Unlike one of Ah’s acquaintance who was endowed with silver spoon. One time this acquaintance parked his Mercedes Benz incorrectly besides a road and opened the car’s door to get out.
But another vehicle zipped by and tore off the door of the Mercedes Benz. This acquaintance looked at his foreigner friends inside the car then wailed, “My Mercedes Benz. . .my Mercedes Benz. . . my Mercedes!”
His foreigner friends looked him and said, “You Filipino, all you’re worried about are material things. You never even noticed that half of your arm has been torn off by the zipping car!”
This acquaintance looked at his half-torn arm then cried, “My Swiss Rolex watch . . .my Swiss Rolex watch. . .my Rolex. . .”

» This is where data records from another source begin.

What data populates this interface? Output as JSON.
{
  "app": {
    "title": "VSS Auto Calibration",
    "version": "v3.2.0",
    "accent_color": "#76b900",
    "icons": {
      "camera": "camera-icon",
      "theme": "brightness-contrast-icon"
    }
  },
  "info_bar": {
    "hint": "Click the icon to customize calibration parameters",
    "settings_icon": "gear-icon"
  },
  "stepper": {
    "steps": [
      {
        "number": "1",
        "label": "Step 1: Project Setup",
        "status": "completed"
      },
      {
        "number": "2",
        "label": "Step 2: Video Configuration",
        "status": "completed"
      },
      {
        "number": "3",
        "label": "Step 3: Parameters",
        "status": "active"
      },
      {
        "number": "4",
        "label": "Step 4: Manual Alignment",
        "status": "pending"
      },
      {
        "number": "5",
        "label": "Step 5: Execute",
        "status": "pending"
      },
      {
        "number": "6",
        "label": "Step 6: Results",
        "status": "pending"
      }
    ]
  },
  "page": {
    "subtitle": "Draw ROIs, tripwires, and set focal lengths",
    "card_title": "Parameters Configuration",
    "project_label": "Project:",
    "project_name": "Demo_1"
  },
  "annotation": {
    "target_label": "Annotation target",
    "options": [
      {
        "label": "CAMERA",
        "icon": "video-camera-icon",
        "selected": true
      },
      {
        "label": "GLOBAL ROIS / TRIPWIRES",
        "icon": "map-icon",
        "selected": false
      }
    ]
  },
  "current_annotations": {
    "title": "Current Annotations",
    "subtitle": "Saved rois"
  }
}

Ah’s Grade 1 teacher unselfishly taught him and his classmates before not to condemn the practice of early rising and instead, experiment its advantages where, for example, beneath the sheltered foliage of spreading Benguet pine trees, one can inhale the balmy Cordilleran winds while the birds warble in grateful “good morning to you” for hearing their songs.
Ah, now having grown into a cantankerous fellow who can’t even appreciate a smile from Missy Nature, lends a piece of what Missy Nature taught him early during his being a Grader 1 only: in rising early, rosy health enraptures to wander yet bestows her gifts.

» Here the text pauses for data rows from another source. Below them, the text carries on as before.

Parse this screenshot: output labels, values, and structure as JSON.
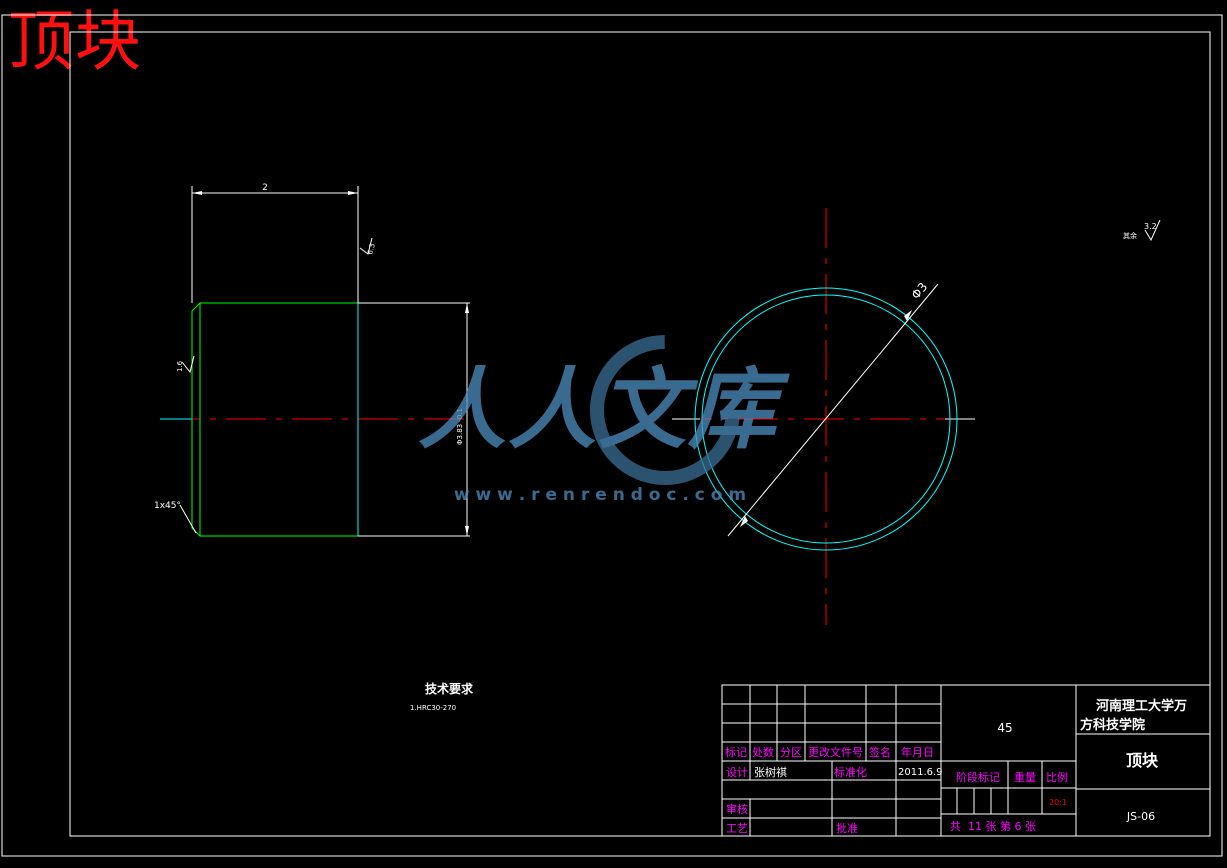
{
  "title": "顶块",
  "watermark": {
    "brand": "人人文库",
    "url": "w w w . r e n r e n d o c . c o m"
  },
  "roughness": {
    "label": "其余",
    "value": "3.2"
  },
  "front_view": {
    "dim_length": "2",
    "dim_diameter": "Φ3.83 -0.1",
    "chamfer_label": "1x45°",
    "roughness_left": "1.6",
    "roughness_top": "6.3"
  },
  "side_view": {
    "dim_diameter": "Φ3"
  },
  "tech_req": {
    "heading": "技术要求",
    "line1": "1.HRC30-270"
  },
  "title_block": {
    "material": "45",
    "school_line1": "河南理工大学万",
    "school_line2": "方科技学院",
    "part_name": "顶块",
    "drawing_no": "JS-06",
    "scale": "20:1",
    "header_mark": "标记",
    "header_count": "处数",
    "header_zone": "分区",
    "header_doc": "更改文件号",
    "header_sign": "签名",
    "header_date": "年月日",
    "designer_label": "设计",
    "designer_name": "张树祺",
    "standardize": "标准化",
    "design_date": "2011.6.9",
    "stage_mark": "阶段标记",
    "weight": "重量",
    "ratio": "比例",
    "review": "审核",
    "process": "工艺",
    "approve": "批准",
    "sheet_info": "共  11 张 第 6 张"
  },
  "colors": {
    "frame": "#ffffff",
    "green": "#00ff00",
    "cyan": "#00ffff",
    "red": "#ff0000",
    "magenta": "#ff00ff",
    "watermark": "#5aa6d6"
  }
}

But any pessimist who refuses to wake up early believing “it ain’t worth it,” will counter Ah, asking, “Pooh, pooh, does nature have charms? What’s nature got to do with learning, anyway?”

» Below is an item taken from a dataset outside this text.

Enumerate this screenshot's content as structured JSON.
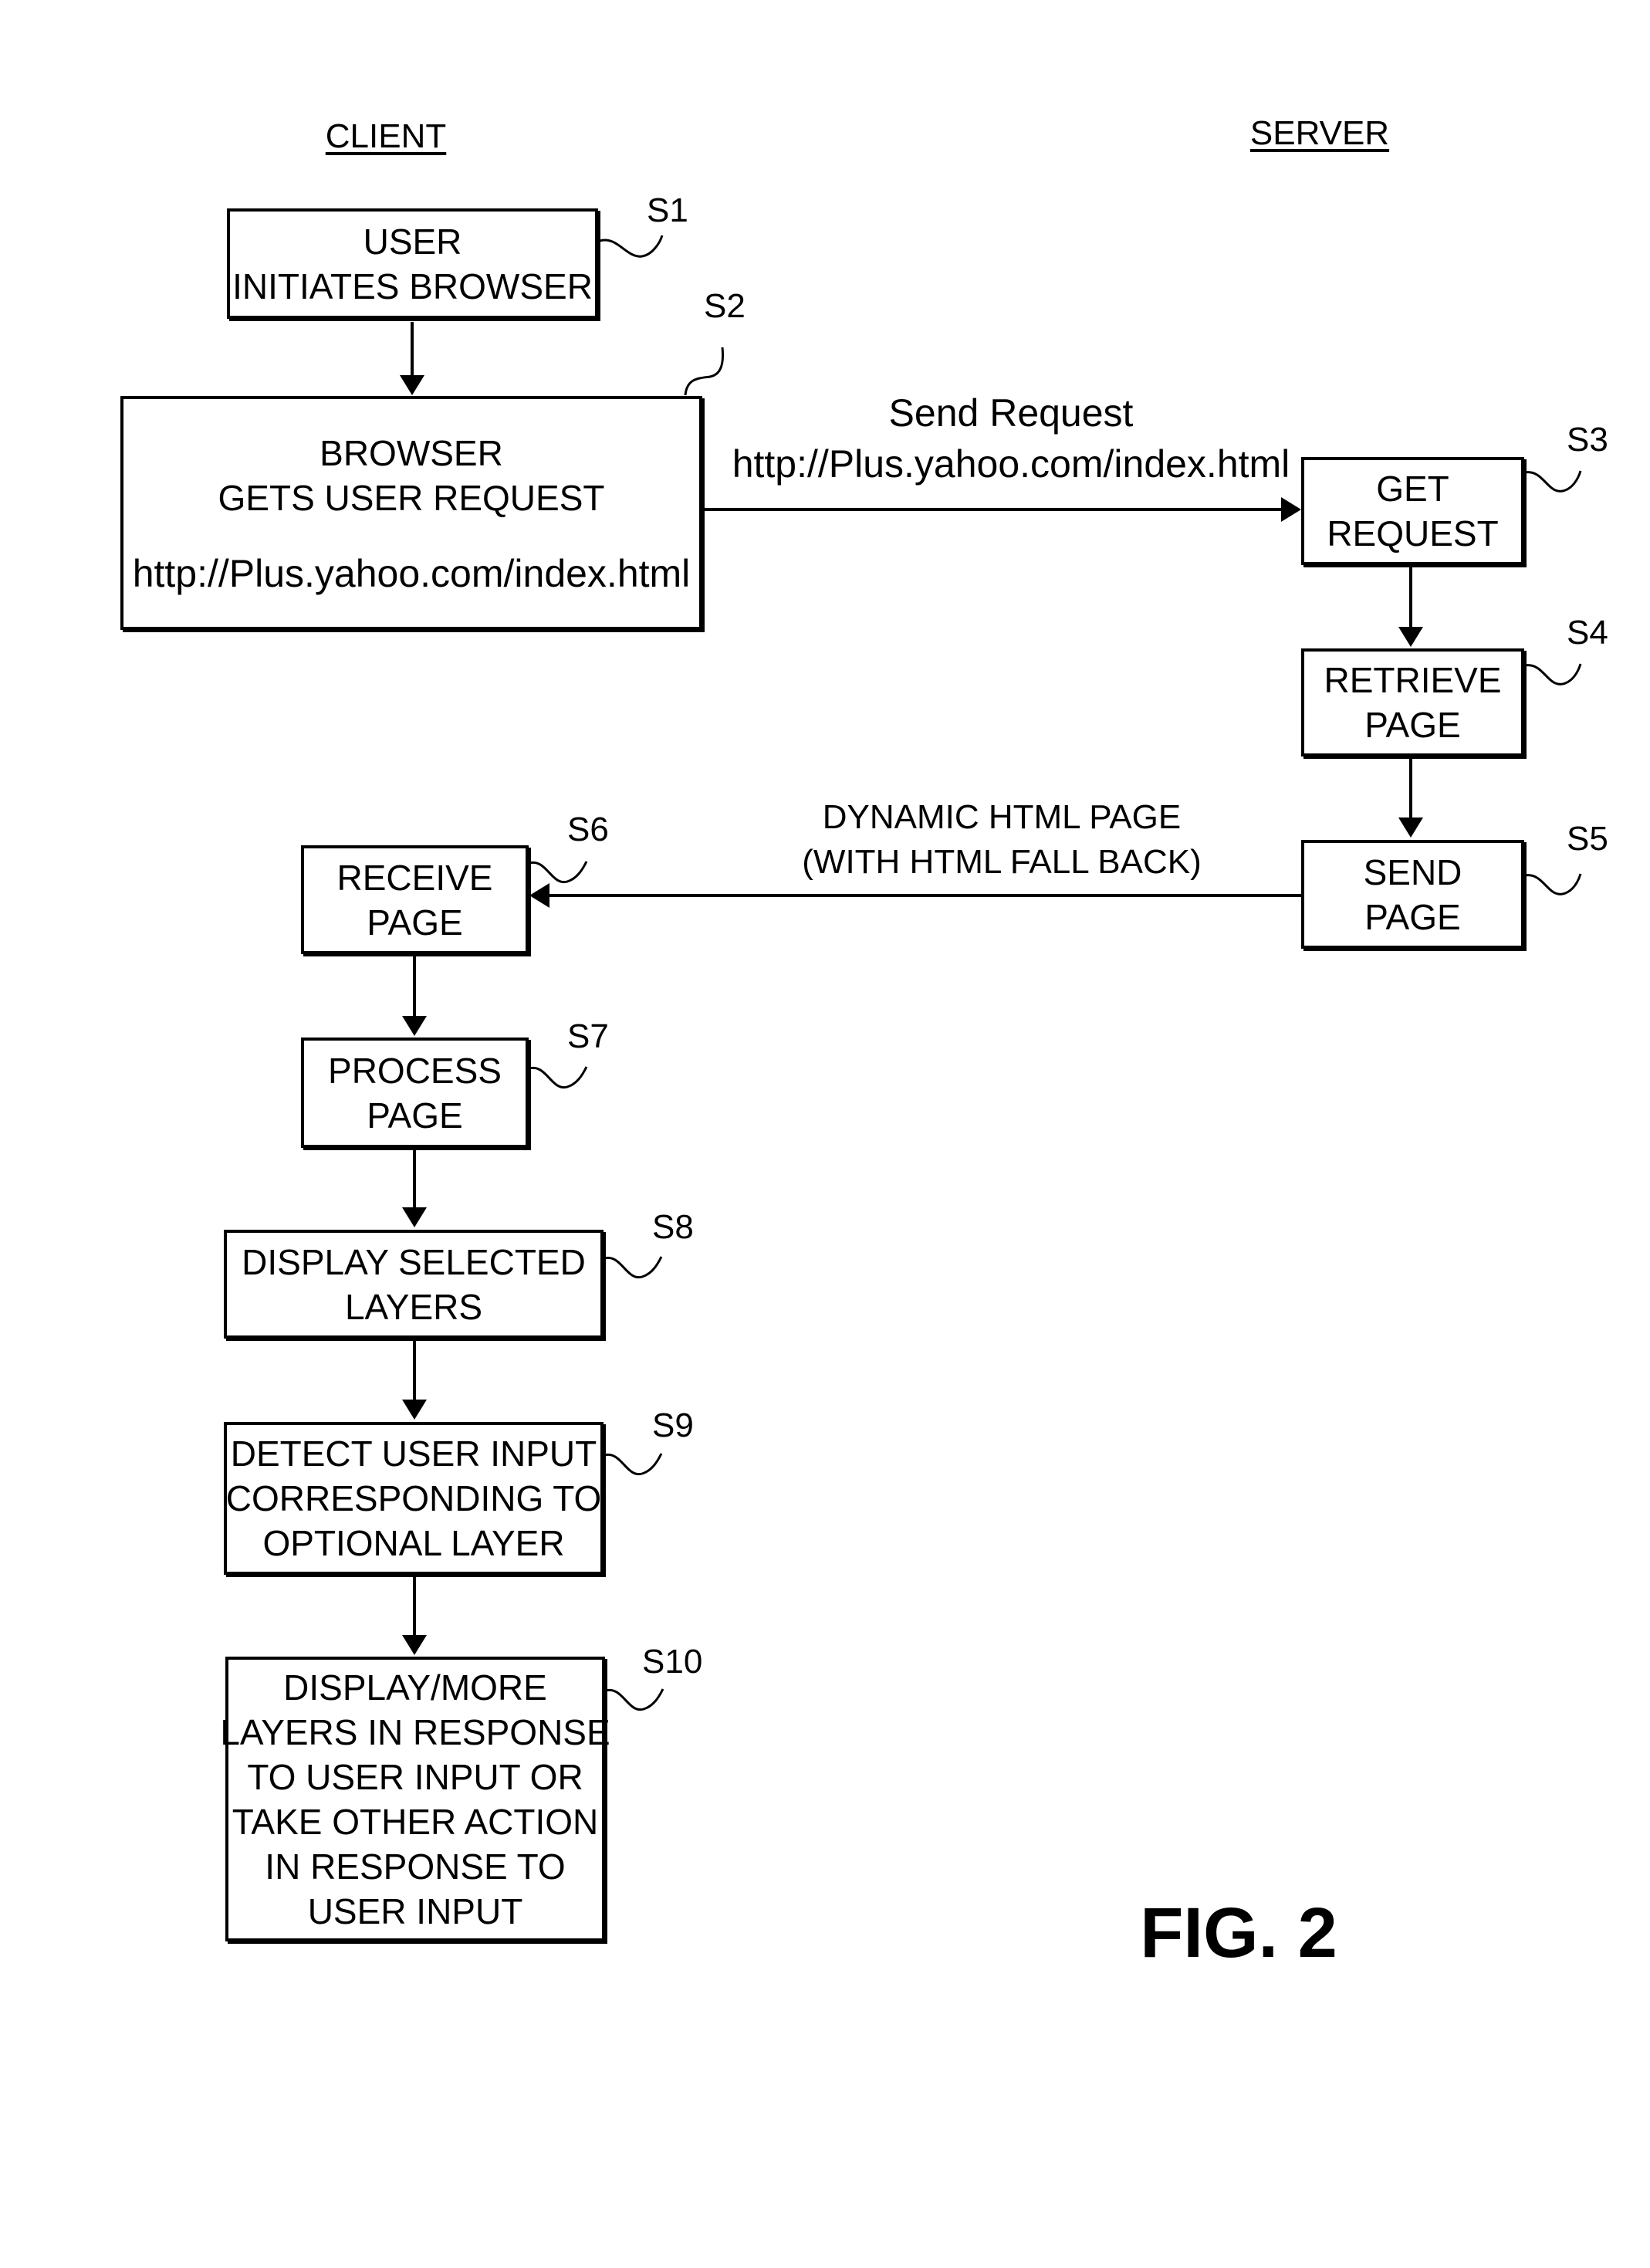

Lookahere! Why don’t we stand on a mountain, say Mount Santo Tomas in Tuba municipality, and observe what big-hearted hand Mama Nature has lavished upon our landscape, and what delicate care her artist’s hand has drawn these adornments.
But, wait, wait! Wait till the fog slowly lifts her skirts to show the undulating thighs of the hills till the hill’s breasts and belly are naked, like undressed memento to our wondrous innocence in learning how life springs alive each morning.
East of where we stand at Santo Tomas, the sun invites too, as one ponders the beauty of the sun’s rays stabbing the land, yet never hurting it.
Standing there at Santo Tomas, view too, the bustling commerce of humans and your confidence will not be diminished by observing that these mortals also experienced going to school in their prime time and are now in pursuit of noble aspirations.
These mortals – daily laborers all – who live the Scriptures and are unimpressed by those who quote Scriptures, break their backs and put calluses in their hands through honest-to goodness toil because at the back of their minds, they have children pursuing school, and passing school is often tarred by difficulty.
Like Ah. One day, long time ago, Ah applied for a job and the interviewer said:
Interviewer: “What’s your school qualification?”
Ah: “I am P.H.D.”
Interviewer: “What’s your P.H.D.?”
Ah: “Passed High school w/Difficulty!”
No time is so probably favorable as morning for application to business and every learner must adapt to be familiar with its peculiarity, which is, where freshness breathes, it’s darn good time to start your day, either for school or other business, indeed.
If greater variety be required and one can go to school by walking instead of taking a ride, then by all means, do it. And while walking, let your mind run rampantly curious, for curiosity is the appetite of the mind, and it must be satisfied or we wither on the vine.
Going to school by walking had been the norm of the past for many generations, one of heaven’s best gift that helps secure health while the human frame becomes enervated and the mental faculties sharpened to vigorously tackle the school hours ahead.
Intelligent readers, you know too well that bloom of health is having a good night rest, with regular morning exercise like little warm-up and stretching and contorting the body – until your balakang snaps (aray ko po!) – will give a glow to the skin which all the cosmetics you buy cannot impart.
At the end of the day, as the sun retires, the shadows fall, and nature assumes the appearances of soberness and silence, it’s an hour from which the thoughts fly that you have done a good day of learning in school.
And continue to do so every school morn ‘till your thirst of knowledge is satisfied.